計算式によって算出された金額が実際の評価額と異なる場合もあるのは、固定資産税には様々な軽減措置や特例が設けられているためです。軽減措置や特例には、主に以下のようなものがあります。

  1. 住宅用地の特例:住宅が建っている土地に適用される特例です。小規模住宅用地(200㎡以下の部分)については評価額が1/6に、一般住宅用地(200㎡を超える部分)については評価額が1/3に軽減されます。例えば敷地が300㎡の場合は、200㎡の分までは1/6に、残り100㎡の分が1/3に軽減されるというものです。

  2. 新築住宅の軽減措置:一般の住宅は新築してから3年間にわたり、固定資産税額が1/2に軽減されます。なお、3階建て以上の中高層耐火住宅については、固定資産税の軽減期間が新築後5年間となります。

  3. 商業地等の固定資産税の負担調整措置

不動産が商業地に建っている場合は、都市再開発などを原因として地価が急激に変動することも起こり得ます。このため、地価の変動に伴う税負担の急激な上昇を緩和するための調整措置が適用されるケースもあります。

逆算した結果は実際の売買額と同じ?

実際のところ、固定資産税から逆算した評価額は、実際の不動産売買額とは大きく異なる場合があります。一般的に、固定資産税評価額は実際の市場価格の7割程度に設定されています。また、固定資産税評価額は定期的に見直されるものの、その頻度は3年に1度です。一方で、実際の市場価格はリアルタイムで変動します。
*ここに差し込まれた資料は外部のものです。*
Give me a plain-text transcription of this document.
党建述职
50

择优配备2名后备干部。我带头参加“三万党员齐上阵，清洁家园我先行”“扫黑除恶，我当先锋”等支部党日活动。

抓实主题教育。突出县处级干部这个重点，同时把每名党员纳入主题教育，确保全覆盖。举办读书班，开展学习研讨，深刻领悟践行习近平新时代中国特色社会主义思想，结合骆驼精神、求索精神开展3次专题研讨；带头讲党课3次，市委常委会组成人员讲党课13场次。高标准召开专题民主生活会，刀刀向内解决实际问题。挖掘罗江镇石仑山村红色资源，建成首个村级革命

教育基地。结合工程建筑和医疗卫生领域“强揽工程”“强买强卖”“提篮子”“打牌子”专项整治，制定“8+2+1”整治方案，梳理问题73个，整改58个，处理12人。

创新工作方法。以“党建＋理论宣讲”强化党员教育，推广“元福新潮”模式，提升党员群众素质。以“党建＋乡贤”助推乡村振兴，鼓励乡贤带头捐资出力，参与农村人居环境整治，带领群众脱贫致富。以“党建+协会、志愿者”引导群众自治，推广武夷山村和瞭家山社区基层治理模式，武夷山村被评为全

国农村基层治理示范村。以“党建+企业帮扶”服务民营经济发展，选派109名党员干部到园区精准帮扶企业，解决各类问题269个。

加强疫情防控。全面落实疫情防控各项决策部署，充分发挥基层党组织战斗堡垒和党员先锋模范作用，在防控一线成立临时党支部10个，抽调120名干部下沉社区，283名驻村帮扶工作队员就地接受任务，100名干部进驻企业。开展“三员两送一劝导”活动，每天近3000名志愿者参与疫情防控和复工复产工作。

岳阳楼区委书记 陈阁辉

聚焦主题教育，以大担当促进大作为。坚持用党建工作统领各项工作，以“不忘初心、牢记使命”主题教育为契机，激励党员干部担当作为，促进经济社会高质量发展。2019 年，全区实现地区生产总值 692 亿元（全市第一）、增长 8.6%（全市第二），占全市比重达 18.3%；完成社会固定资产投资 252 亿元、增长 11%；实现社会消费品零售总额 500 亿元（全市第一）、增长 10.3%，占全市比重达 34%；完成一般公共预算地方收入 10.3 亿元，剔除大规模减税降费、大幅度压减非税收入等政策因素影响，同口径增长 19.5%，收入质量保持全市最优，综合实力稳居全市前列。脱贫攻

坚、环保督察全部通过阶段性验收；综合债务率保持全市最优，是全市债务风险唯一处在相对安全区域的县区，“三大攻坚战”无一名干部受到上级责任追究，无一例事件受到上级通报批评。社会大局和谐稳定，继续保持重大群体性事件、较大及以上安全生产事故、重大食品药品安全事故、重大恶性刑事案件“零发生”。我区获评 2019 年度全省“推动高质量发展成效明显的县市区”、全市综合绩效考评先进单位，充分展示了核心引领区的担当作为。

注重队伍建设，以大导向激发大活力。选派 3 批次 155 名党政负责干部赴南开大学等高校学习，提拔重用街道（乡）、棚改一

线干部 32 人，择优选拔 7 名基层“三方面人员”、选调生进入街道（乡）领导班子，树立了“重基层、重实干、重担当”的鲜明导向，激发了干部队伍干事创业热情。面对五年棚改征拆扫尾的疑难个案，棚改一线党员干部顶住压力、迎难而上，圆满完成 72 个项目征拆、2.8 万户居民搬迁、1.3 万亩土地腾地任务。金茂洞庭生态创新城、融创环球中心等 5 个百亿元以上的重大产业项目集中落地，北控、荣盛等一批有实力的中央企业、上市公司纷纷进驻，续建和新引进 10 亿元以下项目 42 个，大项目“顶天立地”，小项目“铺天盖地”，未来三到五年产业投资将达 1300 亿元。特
そのほか、日当たり、眺望、設備の状態、改修履歴など個別の物件特性によって市場価格は変わってきます。これらの要素は必ずしも固定資産税評価額に反映されません。

実際の売買価格を正確に把握するためには、以下のような方法が有効です。

  • 複数の不動産業者に査定を依頼する

  • 近隣の類似物件の取引事例を調査する

  • 不動産ポータルサイトで同様の物件の販売価格を確認する

固定資産税評価額は1つの指標として参考にしつつ、実際の市場動向や不動産業者の意見も併せて考慮することが重要になります。

まとめ

固定資産税から不動産の評価額を逆算することは可能ですが、逆算した結果の金額はあくまで概算値に過ぎません。固定資産税の算出には様々な軽減措置や特例が適用されている可能性があり、単純な逆算では不動産の正確な価値を把握できないことがあります。また、固定資産税評価額と実際の市場価格には大きな開きがあることも考えられます。

不動産の正確な価値を知りたい場合は、納税通知書や課税明細書を確認し、適用されている特例を把握した上で、複数の不動産業者による査定や近隣エリアにおける取引事例の調査などが必要です。